Takjub aku pada kemampuan Ayu Utami berimajinasi dan menciptakan benang merah di antara segala hal yang ingin disampaikannya, mulai dari peradaban Jawa, kebudayaan Islam, ajaran Kristiani, hingga “modernisme”, di mana beliau menekankan cara baru memandang dunia dan segala isinya: alam, kepercayaan, serta segala yang metaforis dan spiritual, yaitu dengan spiritualisme kritik – sebuah bentuk perspektif post-modernisme yang tidak melulu memaksakan pemikiran matematis dan rasional akibat munculnya ilmu pengetahuan dan demokrasi ke dalam segala hal, terutama hal-hal yang memang metaforis dan spiritual tadi, lebih tepatnya ketika orang menciptakan matematika dan memaksakan angka nol yang silamnya adalah shunya, menjadi angka nol yang terukur.

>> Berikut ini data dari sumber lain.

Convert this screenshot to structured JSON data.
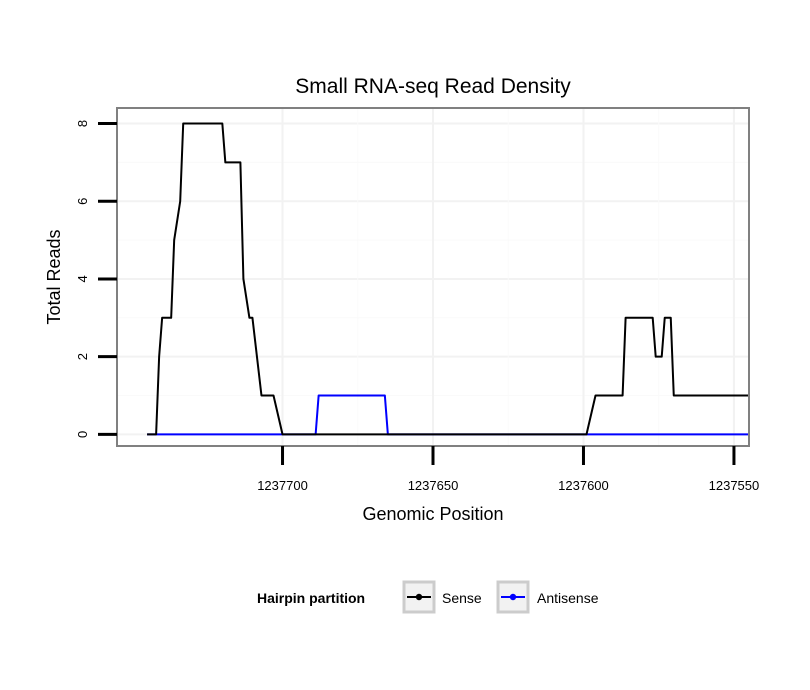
{
  "chart_data": {
    "type": "line",
    "title": "Small RNA-seq Read Density",
    "xlabel": "Genomic Position",
    "ylabel": "Total Reads",
    "x_reversed": true,
    "xlim": [
      1237755,
      1237545
    ],
    "ylim": [
      -0.3,
      8.4
    ],
    "x_ticks": [
      1237700,
      1237650,
      1237600,
      1237550
    ],
    "x_tick_labels": [
      "1237700",
      "1237650",
      "1237600",
      "1237550"
    ],
    "y_ticks": [
      0,
      2,
      4,
      6,
      8
    ],
    "y_tick_labels": [
      "0",
      "2",
      "4",
      "6",
      "8"
    ],
    "grid": true,
    "legend": {
      "title": "Hairpin partition",
      "position": "bottom"
    },
    "series": [
      {
        "name": "Sense",
        "color": "#000000",
        "x": [
          1237745,
          1237742,
          1237741,
          1237740,
          1237739,
          1237737,
          1237736,
          1237734,
          1237733,
          1237720,
          1237719,
          1237714,
          1237713,
          1237711,
          1237710,
          1237707,
          1237706,
          1237703,
          1237700,
          1237599,
          1237596,
          1237587,
          1237586,
          1237577,
          1237576,
          1237574,
          1237573,
          1237571,
          1237570,
          1237545
        ],
        "y": [
          0,
          0,
          2,
          3,
          3,
          3,
          5,
          6,
          8,
          8,
          7,
          7,
          4,
          3,
          3,
          1,
          1,
          1,
          0,
          0,
          1,
          1,
          3,
          3,
          2,
          2,
          3,
          3,
          1,
          1
        ]
      },
      {
        "name": "Antisense",
        "color": "#0000ff",
        "x": [
          1237745,
          1237689,
          1237688,
          1237666,
          1237665,
          1237545
        ],
        "y": [
          0,
          0,
          1,
          1,
          0,
          0
        ]
      }
    ]
  }
}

Maksudnya itu kutangkap ketika dalam Bilangan Fu, beliau mencoba mengajak pembacanya, yang sebagian besar tentu produk-produk modernitas yang selalu menekankan nilai guna dalam mencari jawaban, atau tujuan, sehingga cenderung meremehkan usaha-usaha orang desa dalam menjalankan hidupnya, di mana mereka melibatkan penyembahan kepada gunung, hutan, dan sekitarnya melalui sesajen. Di mana juga mereka percaya bahwa alam yang mereka tinggali dikuasai oleh roh-roh penguasa yang patut untuk dihormati lewat persembahan mereka itu. Orang kota, yang kebanyakan termakan budaya televisi pun tidak mampu melihat ini dari kaca mata rasional mereka. Oleh karenanya, mereka merasa budaya semacam itu adalah absurd dan sia-sia. Padahal, oleh Parang Jati, salah satu tokoh utama yang diceritakan adalah seorang pencinta alam, kita tak bisa memaksakan pola pikir semacam itu menghakimi segala hal di dunia. Karena toh, usaha-usaha orang desa membuat mereka mencintai alam, membuat mereka menghargai lingkungan tempat mereka tinggal, menyadari bahwa mereka hanya menumpang dan oleh sebabnya tak diperbolehkan merusak apa yang telah dikaruniakan kepada mereka – sesuatu yang tentunya tidak dimiliki kaum modern karena merasa berbasis pada hukum positif, denga hak milik pribadi, dan kebebasan berpikir. Untuknya, Ayu Utami menulis, “Dengan hilangnya rasa takut, hilang pula penghormatan terhadap alam. Dengan adanya kepemilikan pribadi, yang dinyatakan dengan kontrak dan jual-beli, hilangp ula penghormatan atas hak-hak ulayat (hak adat atas tanah beserta isinya)."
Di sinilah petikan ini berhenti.